Dark field micrographs showing TGFβ1 mRNA in the rostral region of the wound. TGFβ1 mRNA (T7) is observed at 1 day (panel A₁), 2 days (panel B₂). 3 days (panel C₁). 7 days (panel D₁)and 14 days (panel E₁) following the lesion. When sections are hybridized with the sense strand (T3) the signal is minimal (panels A₂–E₂). The curved open arrows show the margin of the lesion. TGFβ1 mRNA, but not the control signal, is also observed in the corpus callosum (panels B₁, D₁, E₁ and B₂, D₂, E₂) as shown by the closed straight arrows and in the choroid plexus (panels A₁–D₁ and A₂–E₂) as shown by straight open arrows with tails. The signal appears considerably diminished by 14 days. Bar = 250 μm.

Fig. 4

High magnification bright field micrographs of cells in the margin of the wound. TGFβ1 mRNA (T7) is observed associated with selective cells in the margin of the lesion at 1 day, (panel A) 2 days (panel B), 3 days (panel C), 7 days (panel D) and 14 days (panel E) after the lesion but not in cells hybridized with the sense strand (T3, row 3). Initial signs of the glial scar are seen at 3 days and are well defined by 7 days, at which time the mRNA appears less diffuse. High magnification reveals that these cells are typically glial cells (row 2). Bar = 10 μm.

Fig. 5

The presence of TGFβ1 mRNA in the corpus callosum 7 days following a defined lesion. There is an intense signal for TGFβ1 mRNA (Panels A and C) in the corpus callosum at the point of lesion penetration. Control sections show no signal (T3, panels B and D). Bar = 10 μm.

Fig. 6

TGFβ1 mRNA in the meninges, hippocampal fissure and choroid plexus after injury. Intense TGFβ1 mRNA (T7) is observed in the meninges (panel A) and hippocampal fissure (panel B) but not in the control sections hybridized with the sense strand (T3). In the choroid plexus, TGFβ1 mRNA is almost non-detectable in uninjured animals (0 day, C1) but very intense following injury (panels D₁, E₁). Control sections show no signal (T3).
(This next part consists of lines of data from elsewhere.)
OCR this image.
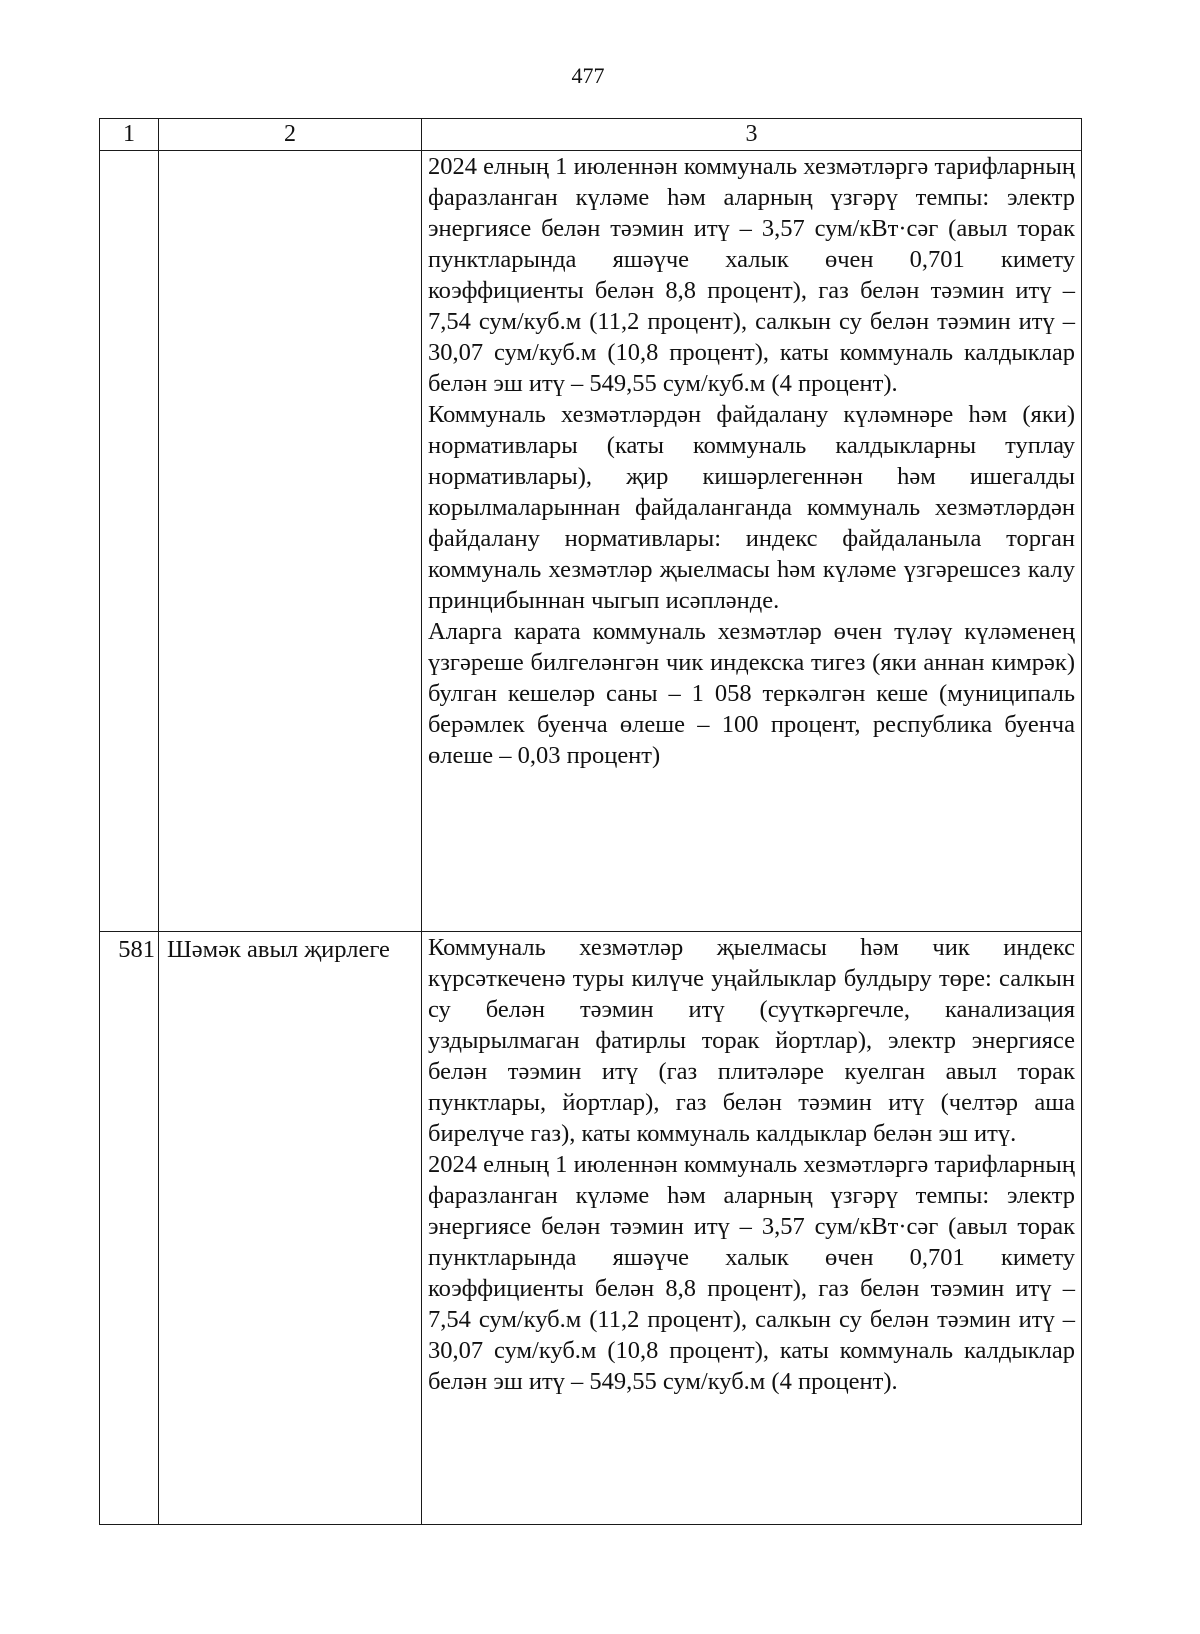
477
1	2	3

		2024 елның 1 июленнән коммуналь хезмәтләргә тарифларның фаразланган күләме һәм аларның үзгәрү темпы: электр энергиясе белән тәэмин итү – 3,57 сум/кВт·сәг (авыл торак пунктларында яшәүче халык өчен 0,701 кимету коэффициенты белән 8,8 процент), газ белән тәэмин итү – 7,54 сум/куб.м (11,2 процент), салкын су белән тәэмин итү – 30,07 сум/куб.м (10,8 процент), каты коммуналь калдыклар белән эш итү – 549,55 сум/куб.м (4 процент).

Коммуналь хезмәтләрдән файдалану күләмнәре һәм (яки) нормативлары (каты коммуналь калдыкларны туплау нормативлары), җир кишәрлегеннән һәм ишегалды корылмаларыннан файдаланганда коммуналь хезмәтләрдән файдалану нормативлары: индекс файдаланыла торган коммуналь хезмәтләр җыелмасы һәм күләме үзгәрешсез калу принцибыннан чыгып исәпләнде.

Аларга карата коммуналь хезмәтләр өчен түләү күләменең үзгәреше билгеләнгән чик индекска тигез (яки аннан кимрәк) булган кешеләр саны – 1 058 теркәлгән кеше (муниципаль берәмлек буенча өлеше – 100 процент, республика буенча өлеше – 0,03 процент)

581	Шәмәк авыл җирлеге	Коммуналь хезмәтләр җыелмасы һәм чик индекс күрсәткеченә туры килүче уңайлыклар булдыру төре: салкын су белән тәэмин итү (суүткәргечле, канализация уздырылмаган фатирлы торак йортлар), электр энергиясе белән тәэмин итү (газ плитәләре куелган авыл торак пунктлары, йортлар), газ белән тәэмин итү (челтәр аша бирелүче газ), каты коммуналь калдыклар белән эш итү.

2024 елның 1 июленнән коммуналь хезмәтләргә тарифларның фаразланган күләме һәм аларның үзгәрү темпы: электр энергиясе белән тәэмин итү – 3,57 сум/кВт·сәг (авыл торак пунктларында яшәүче халык өчен 0,701 кимету коэффициенты белән 8,8 процент), газ белән тәэмин итү – 7,54 сум/куб.м (11,2 процент), салкын су белән тәэмин итү – 30,07 сум/куб.м (10,8 процент), каты коммуналь калдыклар белән эш итү – 549,55 сум/куб.м (4 процент).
Bright field of low-power micrographs are shown in panels C₂ and D₂. Bar = 25 μm.

Fig. 7

Immunolocalization of TGFβ1 after injury. Immunoreactive TGFβ1 is seen diffusely in the neuropile along the borders of the lesion after 1 day and this increases at 3 days. Staining is residual by 14 days and mostly confined to the macrophages remaining in the center of the wound. Bar = 10 μm.